The SSPESH is a brief online survey designed for completion by school leaders (Principals, Deputy Principals, etc.), to gather information about their school’s implementation of whole-school polices, practices, and programs to promote student mental health and wellbeing. This brief tool can guide school leaders in the identification of target areas for whole-school improvement in student mental health and wellbeing promotion.

In late 2015, the SSPESH was completed online by 598 primary school Principals (or delegate) from public, Catholic, and Independent schools in NSW that administered the Middle Childhood Survey of student mental health and wellbeing. Further detail regarding the demographic characteristics of participating schools can be found in our publication here. We gratefully acknowledge the support of the Principals Australia Institute in providing the survey software that delivered the questionnaire to the Principals. We also gratefully acknowledge the support of the public, Catholic, and Independent school sectors in conducting the research, and the school Principals who participated in the study.

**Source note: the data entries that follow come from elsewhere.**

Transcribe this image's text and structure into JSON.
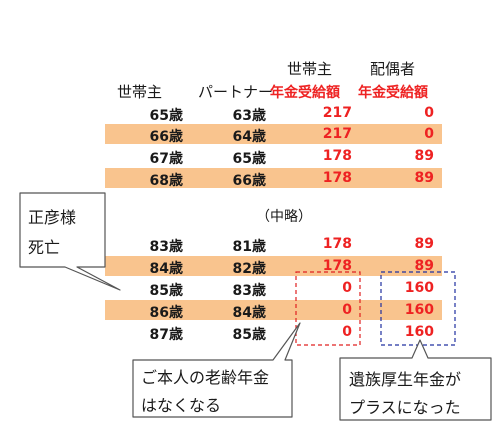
{
  "headers": {
    "top_head": "世帯主",
    "top_spouse": "配偶者",
    "col_head": "世帯主",
    "col_partner": "パートナー",
    "pension_head": "年金受給額",
    "pension_spouse": "年金受給額"
  },
  "rows_top": [
    {
      "head_age": "65歳",
      "partner_age": "63歳",
      "head_pension": "217",
      "spouse_pension": "0"
    },
    {
      "head_age": "66歳",
      "partner_age": "64歳",
      "head_pension": "217",
      "spouse_pension": "0"
    },
    {
      "head_age": "67歳",
      "partner_age": "65歳",
      "head_pension": "178",
      "spouse_pension": "89"
    },
    {
      "head_age": "68歳",
      "partner_age": "66歳",
      "head_pension": "178",
      "spouse_pension": "89"
    }
  ],
  "omitted_label": "（中略）",
  "rows_bottom": [
    {
      "head_age": "83歳",
      "partner_age": "81歳",
      "head_pension": "178",
      "spouse_pension": "89"
    },
    {
      "head_age": "84歳",
      "partner_age": "82歳",
      "head_pension": "178",
      "spouse_pension": "89"
    },
    {
      "head_age": "85歳",
      "partner_age": "83歳",
      "head_pension": "0",
      "spouse_pension": "160"
    },
    {
      "head_age": "86歳",
      "partner_age": "84歳",
      "head_pension": "0",
      "spouse_pension": "160"
    },
    {
      "head_age": "87歳",
      "partner_age": "85歳",
      "head_pension": "0",
      "spouse_pension": "160"
    }
  ],
  "callouts": {
    "death_line1": "正彦様",
    "death_line2": "死亡",
    "own_pension_line1": "ご本人の老齢年金",
    "own_pension_line2": "はなくなる",
    "survivor_line1": "遺族厚生年金が",
    "survivor_line2": "プラスになった"
  },
  "colors": {
    "band": "#f9c48e",
    "red_text": "#ee2222",
    "red_dashed_box": "#e02020",
    "blue_dashed_box": "#2030a0"
  }
}
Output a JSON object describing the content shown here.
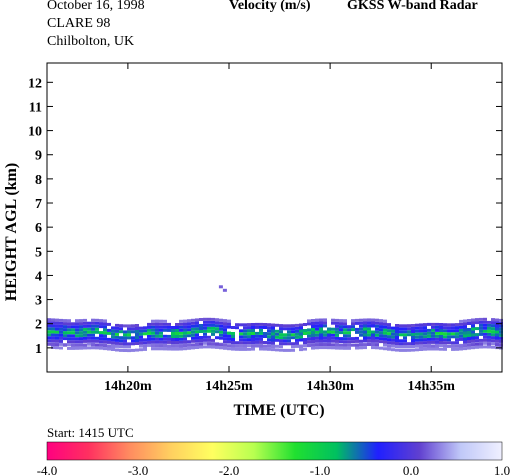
{
  "header": {
    "date": "October  16, 1998",
    "campaign": "CLARE 98",
    "location": "Chilbolton, UK",
    "quantity": "Velocity (m/s)",
    "instrument": "GKSS  W-band Radar",
    "start": "Start: 1415 UTC"
  },
  "chart_data": {
    "type": "heatmap",
    "title": "Velocity (m/s)",
    "xlabel": "TIME (UTC)",
    "ylabel": "HEIGHT AGL (km)",
    "x_ticks": [
      "14h20m",
      "14h25m",
      "14h30m",
      "14h35m"
    ],
    "x_range_minutes_after_1415": [
      1,
      23.5
    ],
    "y_ticks": [
      "1",
      "2",
      "3",
      "4",
      "5",
      "6",
      "7",
      "8",
      "9",
      "10",
      "11",
      "12"
    ],
    "y_range_km": [
      0,
      12.8
    ],
    "grid": false,
    "colorbar": {
      "ticks": [
        "-4.0",
        "-3.0",
        "-2.0",
        "-1.0",
        "0.0",
        "1.0"
      ],
      "range": [
        -4.0,
        1.0
      ],
      "colors": [
        "#ff0080",
        "#ff3060",
        "#ff8c60",
        "#ffd060",
        "#ffff60",
        "#b8ff50",
        "#20e030",
        "#00c060",
        "#2020ff",
        "#6040d0",
        "#c0c8f8",
        "#f0f0ff"
      ]
    },
    "layers": [
      {
        "base_km": 1.05,
        "top_km": 2.05,
        "value_range": [
          -1.2,
          0.3
        ]
      },
      {
        "base_km": 0.9,
        "top_km": 1.05,
        "value_range": [
          0.0,
          0.3
        ]
      },
      {
        "base_km": 3.3,
        "top_km": 3.4,
        "value_range": [
          0.0,
          0.2
        ]
      }
    ]
  }
}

What does the SSPESH measure?

The SSPESH comprises two parts:

1. A 13-item survey that measures the extent to which a school has implemented policies and practices in four health-promoting domains:

(i) creating a positive school community
(ii) teaching social and emotional skills
(iii) engaging the parent community
(iv) supporting students experiencing mental health difficulties.

A scoring guide for the survey distinguishes high, moderate, and low levels of implementation in each of these four domains, as well as overall.

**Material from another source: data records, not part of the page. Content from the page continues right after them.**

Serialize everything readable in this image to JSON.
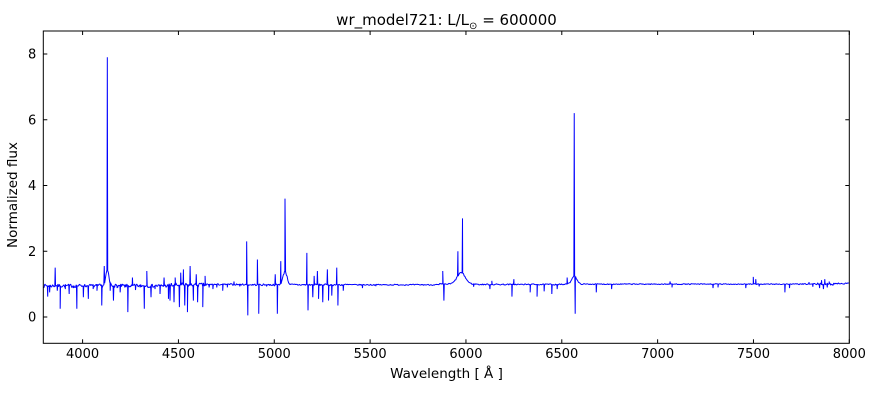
{
  "figure": {
    "title_prefix": "wr_model721: L/L",
    "title_sub": "⊙",
    "title_suffix": " = 600000"
  },
  "chart_data": {
    "type": "line",
    "title": "wr_model721: L/L⊙ = 600000",
    "xlabel": "Wavelength [ Å ]",
    "ylabel": "Normalized flux",
    "xlim": [
      3795,
      8000
    ],
    "ylim": [
      -0.8,
      8.7
    ],
    "xticks": [
      4000,
      4500,
      5000,
      5500,
      6000,
      6500,
      7000,
      7500,
      8000
    ],
    "yticks": [
      0,
      2,
      4,
      6,
      8
    ],
    "grid": false,
    "legend": false,
    "line_color": "#0000ff",
    "axis_color": "#000000",
    "background": "#ffffff",
    "continuum_flux": 1.0,
    "noise_regions": [
      {
        "from": 3795,
        "to": 4450,
        "base": 0.95,
        "amp": 0.055
      },
      {
        "from": 4450,
        "to": 4660,
        "base": 0.97,
        "amp": 0.07
      },
      {
        "from": 4660,
        "to": 4850,
        "base": 0.99,
        "amp": 0.025
      },
      {
        "from": 4850,
        "to": 5400,
        "base": 0.98,
        "amp": 0.03
      },
      {
        "from": 5400,
        "to": 5860,
        "base": 0.98,
        "amp": 0.018
      },
      {
        "from": 5860,
        "to": 6060,
        "base": 1.0,
        "amp": 0.02
      },
      {
        "from": 6060,
        "to": 6520,
        "base": 0.99,
        "amp": 0.02
      },
      {
        "from": 6520,
        "to": 7100,
        "base": 1.0,
        "amp": 0.015
      },
      {
        "from": 7100,
        "to": 7800,
        "base": 1.0,
        "amp": 0.015
      },
      {
        "from": 7800,
        "to": 7920,
        "base": 1.0,
        "amp": 0.04
      },
      {
        "from": 7920,
        "to": 8000,
        "base": 1.02,
        "amp": 0.02
      }
    ],
    "pedestals": [
      [
        4129,
        0.45,
        12
      ],
      [
        5056,
        0.4,
        15
      ],
      [
        5975,
        0.35,
        30
      ],
      [
        6565,
        0.25,
        18
      ]
    ],
    "features": [
      [
        3818,
        0.62
      ],
      [
        3828,
        0.75
      ],
      [
        3857,
        1.5
      ],
      [
        3868,
        0.8
      ],
      [
        3883,
        0.25
      ],
      [
        3910,
        0.85
      ],
      [
        3930,
        0.7
      ],
      [
        3952,
        0.88
      ],
      [
        3970,
        0.25
      ],
      [
        4004,
        0.6
      ],
      [
        4030,
        0.55
      ],
      [
        4055,
        0.85
      ],
      [
        4075,
        0.8
      ],
      [
        4100,
        0.35
      ],
      [
        4113,
        1.55
      ],
      [
        4129,
        7.9
      ],
      [
        4144,
        0.8
      ],
      [
        4161,
        0.5
      ],
      [
        4180,
        0.88
      ],
      [
        4196,
        0.75
      ],
      [
        4220,
        0.9
      ],
      [
        4236,
        0.15
      ],
      [
        4260,
        1.2
      ],
      [
        4276,
        0.82
      ],
      [
        4300,
        0.9
      ],
      [
        4322,
        0.25
      ],
      [
        4335,
        1.4
      ],
      [
        4357,
        0.6
      ],
      [
        4378,
        0.85
      ],
      [
        4404,
        0.7
      ],
      [
        4425,
        1.2
      ],
      [
        4448,
        0.55
      ],
      [
        4456,
        0.5
      ],
      [
        4477,
        0.45
      ],
      [
        4483,
        1.2
      ],
      [
        4505,
        0.3
      ],
      [
        4512,
        1.35
      ],
      [
        4526,
        1.45
      ],
      [
        4533,
        0.35
      ],
      [
        4547,
        0.15
      ],
      [
        4561,
        1.55
      ],
      [
        4578,
        0.5
      ],
      [
        4593,
        1.3
      ],
      [
        4600,
        0.45
      ],
      [
        4627,
        0.3
      ],
      [
        4639,
        1.25
      ],
      [
        4660,
        0.9
      ],
      [
        4680,
        0.85
      ],
      [
        4700,
        0.9
      ],
      [
        4731,
        0.8
      ],
      [
        4755,
        0.9
      ],
      [
        4790,
        1.08
      ],
      [
        4820,
        0.93
      ],
      [
        4856,
        2.3
      ],
      [
        4862,
        0.05
      ],
      [
        4912,
        1.75
      ],
      [
        4919,
        0.1
      ],
      [
        4960,
        0.93
      ],
      [
        5005,
        1.3
      ],
      [
        5016,
        0.1
      ],
      [
        5034,
        1.7
      ],
      [
        5056,
        3.6
      ],
      [
        5170,
        1.95
      ],
      [
        5176,
        0.2
      ],
      [
        5201,
        0.6
      ],
      [
        5208,
        1.25
      ],
      [
        5225,
        1.4
      ],
      [
        5231,
        0.55
      ],
      [
        5253,
        0.45
      ],
      [
        5277,
        1.45
      ],
      [
        5283,
        0.5
      ],
      [
        5300,
        0.65
      ],
      [
        5326,
        1.5
      ],
      [
        5332,
        0.35
      ],
      [
        5360,
        0.8
      ],
      [
        5460,
        0.88
      ],
      [
        5530,
        0.94
      ],
      [
        5879,
        1.4
      ],
      [
        5885,
        0.5
      ],
      [
        5958,
        2.0
      ],
      [
        5982,
        3.0
      ],
      [
        6040,
        0.92
      ],
      [
        6125,
        0.85
      ],
      [
        6135,
        1.1
      ],
      [
        6240,
        0.62
      ],
      [
        6250,
        1.15
      ],
      [
        6335,
        0.75
      ],
      [
        6371,
        0.62
      ],
      [
        6408,
        0.78
      ],
      [
        6448,
        0.7
      ],
      [
        6476,
        0.85
      ],
      [
        6528,
        1.2
      ],
      [
        6565,
        6.2
      ],
      [
        6570,
        0.1
      ],
      [
        6680,
        0.75
      ],
      [
        6760,
        0.85
      ],
      [
        7065,
        1.08
      ],
      [
        7075,
        0.9
      ],
      [
        7289,
        0.88
      ],
      [
        7315,
        0.9
      ],
      [
        7460,
        0.88
      ],
      [
        7499,
        1.22
      ],
      [
        7512,
        1.15
      ],
      [
        7530,
        0.93
      ],
      [
        7664,
        0.75
      ],
      [
        7688,
        0.88
      ],
      [
        7790,
        1.06
      ],
      [
        7810,
        0.92
      ],
      [
        7845,
        0.88
      ],
      [
        7855,
        1.12
      ],
      [
        7865,
        0.85
      ],
      [
        7872,
        1.15
      ],
      [
        7885,
        0.9
      ],
      [
        7895,
        1.08
      ]
    ]
  }
}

A copy of the survey tool and scoring guide can be downloaded here.

A paper describing the development of the survey tool and scoring guide can be downloaded here.

2. The second section of the SSPESH collects information on (up to five) whole-school social-emotional learning (SEL) programs or school wellbeing frameworks that are being delivered by schools. A drop-down list of more than 100 established SEL programs is provided, along with free text options allowing schools to list other programs. For each of the (up to) five SEL programs nominated, schools are asked to indicate when the program commenced, the year levels targeted by the program, and a rating of perceived program effectiveness.

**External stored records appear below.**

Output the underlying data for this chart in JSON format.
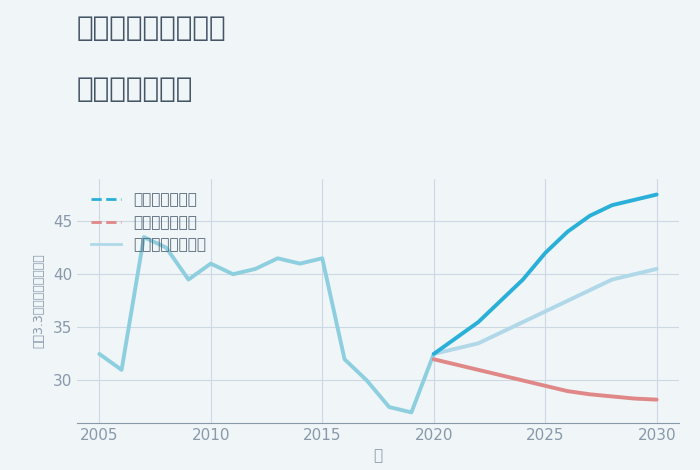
{
  "title_line1": "兵庫県姫路市兼田の",
  "title_line2": "土地の価格推移",
  "xlabel": "年",
  "ylabel": "平（3.3㎡）単価（万円）",
  "background_color": "#f0f5f8",
  "plot_background": "#f0f5f8",
  "historical_years": [
    2005,
    2006,
    2007,
    2008,
    2009,
    2010,
    2011,
    2012,
    2013,
    2014,
    2015,
    2016,
    2017,
    2018,
    2019,
    2020
  ],
  "historical_values": [
    32.5,
    31.0,
    43.5,
    42.5,
    39.5,
    41.0,
    40.0,
    40.5,
    41.5,
    41.0,
    41.5,
    32.0,
    30.0,
    27.5,
    27.0,
    32.5
  ],
  "good_years": [
    2020,
    2021,
    2022,
    2023,
    2024,
    2025,
    2026,
    2027,
    2028,
    2029,
    2030
  ],
  "good_values": [
    32.5,
    34.0,
    35.5,
    37.5,
    39.5,
    42.0,
    44.0,
    45.5,
    46.5,
    47.0,
    47.5
  ],
  "bad_years": [
    2020,
    2021,
    2022,
    2023,
    2024,
    2025,
    2026,
    2027,
    2028,
    2029,
    2030
  ],
  "bad_values": [
    32.0,
    31.5,
    31.0,
    30.5,
    30.0,
    29.5,
    29.0,
    28.7,
    28.5,
    28.3,
    28.2
  ],
  "normal_years": [
    2020,
    2021,
    2022,
    2023,
    2024,
    2025,
    2026,
    2027,
    2028,
    2029,
    2030
  ],
  "normal_values": [
    32.5,
    33.0,
    33.5,
    34.5,
    35.5,
    36.5,
    37.5,
    38.5,
    39.5,
    40.0,
    40.5
  ],
  "historical_color": "#8ecfdf",
  "good_color": "#2ab0d8",
  "bad_color": "#e08888",
  "normal_color": "#b0d8e8",
  "grid_color": "#ccd8e4",
  "axis_color": "#8899aa",
  "text_color": "#556677",
  "title_color": "#445566",
  "legend_labels": [
    "グッドシナリオ",
    "バッドシナリオ",
    "ノーマルシナリオ"
  ],
  "legend_colors": [
    "#2ab0d8",
    "#e08888",
    "#b0d8e8"
  ],
  "ylim": [
    26,
    49
  ],
  "yticks": [
    30,
    35,
    40,
    45
  ],
  "xticks": [
    2005,
    2010,
    2015,
    2020,
    2025,
    2030
  ],
  "linewidth_hist": 2.8,
  "linewidth_future": 2.8,
  "title_fontsize": 20,
  "axis_label_fontsize": 11,
  "tick_fontsize": 11,
  "legend_fontsize": 11
}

How will the information be used?

We provide an administrable version of the SSPESH, along with a scoring key to support interpretation, here. This can be used by school leaders to identify target areas for whole-school improvement in mental health and wellbeing in their school community. School leaders can conduct a brief assessment of their school, using the threshold scores as a guide, to gain a comprehensive understanding of their current activities in promoting emotional and social health, benchmarked against other schools. This information can help schools evaluate the extent to which their programs are addressing each of the four health-promoting domains. This may help school leaders to identify where the school might benefit from a capacity-building intervention, such as those listed at the KidsMatter Primary and Mind Matters websites. The SSPESH may help establish a school’s readiness to work with external services and health professionals on its path to establishing community partnerships. The SSPESH might also be useful over time to monitor a school’s progress on implementation of whole-school mental health promotion initiatives.

Within the NSW Child Development Study, data from the SSPESH is currently being further analysed alongside information from the self-reported Middle Childhood Survey of mental health and wellbeing, completed by children when they were approximately 11 years of age, in the context of linked administrative records. This linked data will be used to examine the relationship between school-based implementation of policies, practices, and programs to promote student mental health and wellbeing and student emotional, social, academic, and other outcomes.